Arbitrary signal values when a submission program commits suicide

Bosco89 commented 11 years ago

When the sandbox is invoked with system call filtering (-f), if the child process tries to call raise(), kill() or tgkill() to kill itself, the sandbox reports the signal argument ("Committed suicide by signal #") and dies, regardless of the value of the signal (which is a 32-bit integer). The signal is then displayed in the submission outcome. A contestant can exploit this issue to reliably get pieces of the input data by using tokens, with little effort.

giomasce commented 11 years ago

This behavior may be automatically fixed with the new sandbox, but I'm not sure.

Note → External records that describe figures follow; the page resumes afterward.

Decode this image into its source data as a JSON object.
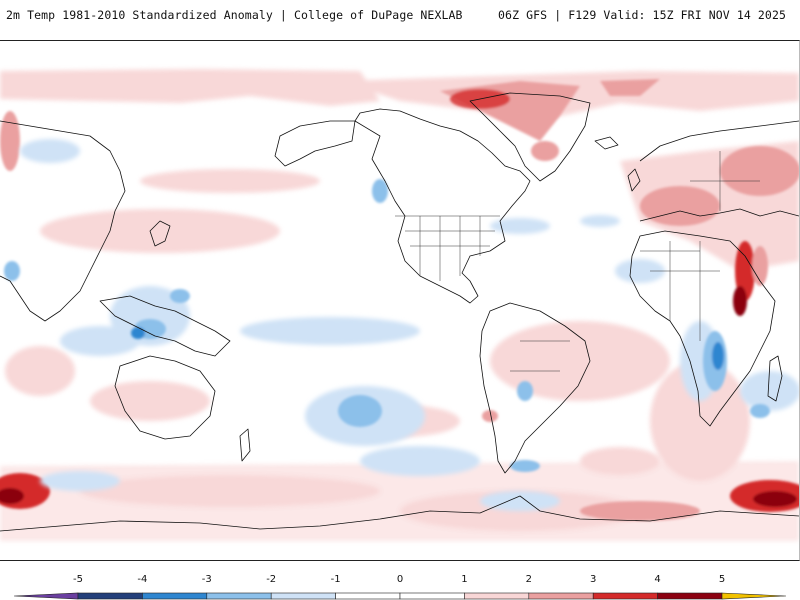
{
  "header": {
    "left_title": "2m Temp 1981-2010 Standardized Anomaly | College of DuPage NEXLAB",
    "right_title": "06Z GFS | F129 Valid: 15Z FRI NOV 14 2025"
  },
  "map": {
    "projection": "equirectangular, Pacific-centered",
    "variable": "2m temperature standardized anomaly",
    "colors": {
      "ocean_land_background": "#ffffff",
      "coastline": "#111111"
    }
  },
  "colorbar": {
    "labels": [
      "-5",
      "-4",
      "-3",
      "-2",
      "-1",
      "0",
      "1",
      "2",
      "3",
      "4",
      "5"
    ],
    "bins": [
      {
        "range": "< -5",
        "color": "#6a3fa0"
      },
      {
        "range": "-5 to -4",
        "color": "#233f7a"
      },
      {
        "range": "-4 to -3",
        "color": "#2e86d0"
      },
      {
        "range": "-3 to -2",
        "color": "#8cc0ea"
      },
      {
        "range": "-2 to -1",
        "color": "#cfe2f6"
      },
      {
        "range": "-1 to 0",
        "color": "#ffffff"
      },
      {
        "range": "0 to 1",
        "color": "#ffffff"
      },
      {
        "range": "1 to 2",
        "color": "#f8d6d6"
      },
      {
        "range": "2 to 3",
        "color": "#eaa0a0"
      },
      {
        "range": "3 to 4",
        "color": "#d42a2a"
      },
      {
        "range": "4 to 5",
        "color": "#8b0010"
      },
      {
        "range": "> 5",
        "color": "#f2c200"
      }
    ]
  }
}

bblackham commented 11 years ago

The new sandbox does not really help here. Well, in practice, it does kind-of - it removes a few bits of entropy. For various Linux-internal reasons, the candidate executable cannot deliver any signals to itself (it runs as PID 1 in its own container, which makes it immune to non-kernel generated signals). But it can still die in at least one of two ways (sigsegv, div-by-0), giving one bit of data each time.

If you were determined, you could probably get more entropy by spinning for a certain amount of time, based on the input data.

The limited number of tokens mitigate this on non-public test cases. So I don't think it's a major issue.

lw commented 11 years ago

I didn't yet take a look at the new sandbox, nor did I use it in any way, therefore I'm asking if it provides a way to reliably detect out-of-memory failures (in my experience with the old sandbox these usually manifested themselves in a large range of possible outcomes and signals, based on how glibc was trying to get that memory, like signal 6, signal 11 and some others I can't remember).

If that's the case then we can do as it's done in the ACM ICPC (I think...), that is reduce the outcome of the evaluation to just a few states: accepted, wrong answer, time limit exceeded, memory limit exceeded and a generic runtime error for all other errors.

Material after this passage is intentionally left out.